[info] INFO Sending signal SIGINT to main child process w/ PID 323
…30 seconds
[info] INFO Sending signal SIGTERM to main child process w/ PID 323
[warn] Virtual machine exited abruptly
(I am trapping SIGTERM in my execution script and I guess that the actions there have not had enough time to land)
The behaviour I would have expected is
no SIGNT
SIGTERM
30 seconds
SIGKILL
am i missing something?
Documentation says:
kill_signal option
When shutting down a Fly Machine, by default, Fly.io sends a SIGINT signal to the running
process. Typically this triggers a hard shutdown option on most applications. The kill_signal
option allows you to change what signal is sent so that you can trigger a softer, less disruptive
shutdown. Options are SIGINT (default), SIGTERM, SIGQUIT, SIGUSR1, SIGUSR2, SIGKILL, or SIGSTOP. For example, to set the kill signal to SIGTERM, you would add:
kill_signal = "SIGTERM"
We are using fly machines restart to restart the machine.
Hm… I can reproduce this only with fly m restart—not with fly m stop.
(Maybe it’s this only-on-restarts aspect that is the new piece of information, relative to your post in July? I think it’s best if these are structured as a continuous flow of conversation, with everyone’s contributions magnifying the others’, rather than arriving scattershot.)
FROM debian:bookworm-slim
COPY --chmod=755 thirty /usr/local/bin/
CMD ["thirty"]
#!/bin/bash -eup
echo thirty
function l() { echo 30: "$1" 1>&2; sleep 0.1; }
trap 'l sigint' SIGINT
trap 'l sigterm; exit 0' SIGTERM
trap -p
while true; do sleep 0.1; done
And then, with fly m restart, the logs read…
22:59:59Z app[28*] ewr [info] INFO Sending signal SIGINT to main child process w/ PID 321
22:59:59Z app[28*] ewr [info]30: sigint
23:00:04Z app[28*] ewr [info] INFO Sending signal SIGTERM to main child process w/ PID 321
23:00:04Z app[28*] ewr [info]30: sigterm
23:00:05Z app[28*] ewr [info] INFO Main child exited normally with code: 0
Whereas fly m stop goes straight to SIGTERM…

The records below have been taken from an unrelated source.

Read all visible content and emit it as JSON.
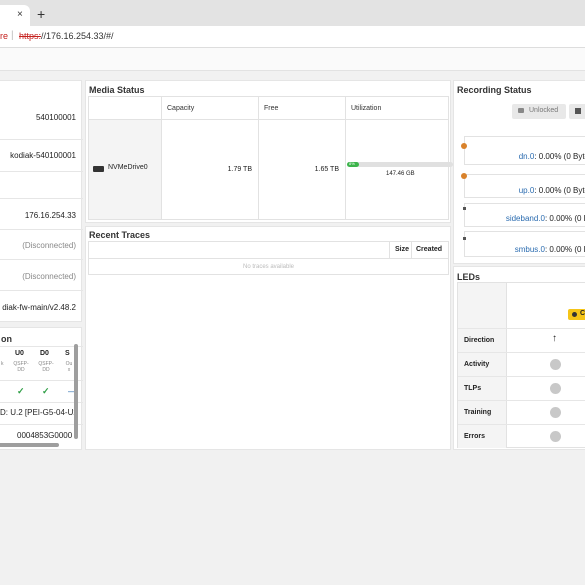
{
  "browser": {
    "tab_close": "×",
    "new_tab": "+",
    "url_insecure": "re",
    "url_sep": "|",
    "url_scheme": "https:",
    "url_rest": "//176.16.254.33/#/"
  },
  "device_info": {
    "values": [
      "540100001",
      "kodiak-540100001",
      "",
      "176.16.254.33",
      "(Disconnected)",
      "(Disconnected)",
      "diak-fw-main/v2.48.2"
    ]
  },
  "connection": {
    "title": "on",
    "col_headers": [
      "U0",
      "D0",
      "S"
    ],
    "sub_left": "k",
    "col_sub": [
      "QSFP-\nDD",
      "QSFP-\nDD",
      "Ou\nx"
    ],
    "checks": [
      "✓",
      "✓",
      "—"
    ],
    "line1": "D: U.2 [PEI-G5-04-U2",
    "line2": "0004853G0000"
  },
  "media_status": {
    "title": "Media Status",
    "headers": [
      "",
      "Capacity",
      "Free",
      "Utilization"
    ],
    "drive": "NVMeDrive0",
    "capacity": "1.79 TB",
    "free": "1.65 TB",
    "util_pct_label": "8%",
    "util_fraction": 0.08,
    "used": "147.46 GB"
  },
  "recent_traces": {
    "title": "Recent Traces",
    "headers": [
      "Size",
      "Created"
    ],
    "empty": "No traces available"
  },
  "recording_status": {
    "title": "Recording Status",
    "unlocked_label": "Unlocked",
    "channels": [
      {
        "name": "dn.0",
        "rest": ": 0.00% (0 Byte"
      },
      {
        "name": "up.0",
        "rest": ": 0.00% (0 Byte"
      },
      {
        "name": "sideband.0",
        "rest": ": 0.00% (0 B"
      },
      {
        "name": "smbus.0",
        "rest": ": 0.00% (0 B"
      }
    ]
  },
  "leds": {
    "title": "LEDs",
    "badge": "C",
    "rows": [
      "Direction",
      "Activity",
      "TLPs",
      "Training",
      "Errors"
    ],
    "direction_arrow": "↑"
  },
  "colors": {
    "accent": "#2b6cb0",
    "bar_green": "#3cb44b",
    "badge_yellow": "#f5c518",
    "alert": "#c5221f"
  }
}
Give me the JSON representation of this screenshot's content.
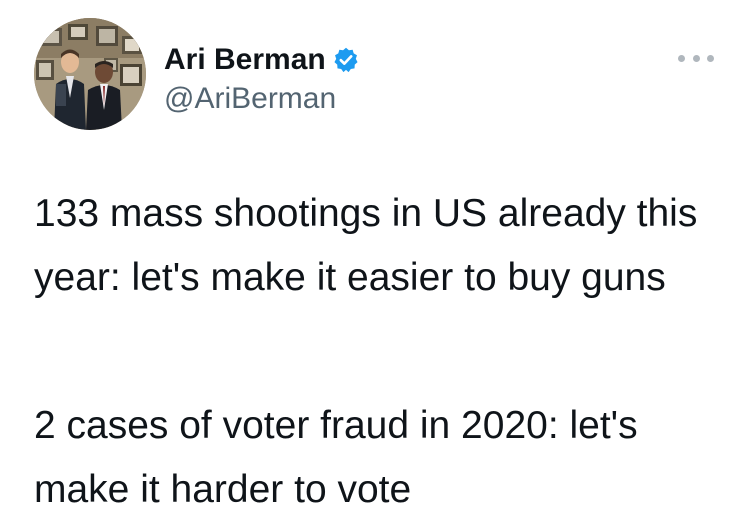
{
  "author": {
    "display_name": "Ari Berman",
    "handle": "@AriBerman",
    "verified": true,
    "verified_color": "#1d9bf0"
  },
  "tweet": {
    "paragraphs": [
      "133 mass shootings in US already this year: let's make it easier to buy guns",
      "2 cases of voter fraud in 2020: let's make it harder to vote"
    ]
  },
  "icons": {
    "verified": "verified-badge-icon",
    "more": "more-options-icon"
  }
}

23:01:36Z app[28*] ewr [info] INFO Sending signal SIGTERM to main child process w/ PID 323
23:01:36Z app[28*] ewr [info]30: sigterm
23:01:37Z app[28*] ewr [info] INFO Main child exited normally with code: 0
But these cases should really be the same. It’s hard to think of a reason why stop and restart would have different shutdown mechanisms…
Aside: The odd-looking sleep 0.1 in the l function avoids a distracting stderr to vsock zero copy err: Broken pipe, which I don’t think is related. (Others have reported it, as well.)
yeah, sorry, I couldn’t figure out how to resurrect the issue since it died after 7 days.
For our use case we don’t particular need fly m stop. We need fly m restart to use SIGTERM, and I think it’s expected that that would be the same. In our case using SIGINT precludes an important cleanup state and our operational deploys get messed up when we reconfigure our fly nodes.
Can you provide an App Name or Machine ID? I checked the logic involved with fly m restart and it does the following to determine what signal to send to the machine:
default to SIGINT (which you are seeing)
check if machine config has a stop signal configured (which you are not seeing but should)
fly machine restart doesn’t modify the configuration of existing machines. If you had previously deployed via fly deploy, then changed the fly.toml to have a specific kill_signal, you would need to fly deploy again in order to replace the existing machines with a new version containing the updated stop signal.
yep sorry, I meant fly machines deploy. I’ve triggered a redeploy. This is one of our UAT environment boxes, and we don’t have any activity scheduled for today so if you’d like to proactively test restarting on the instance please feel free to.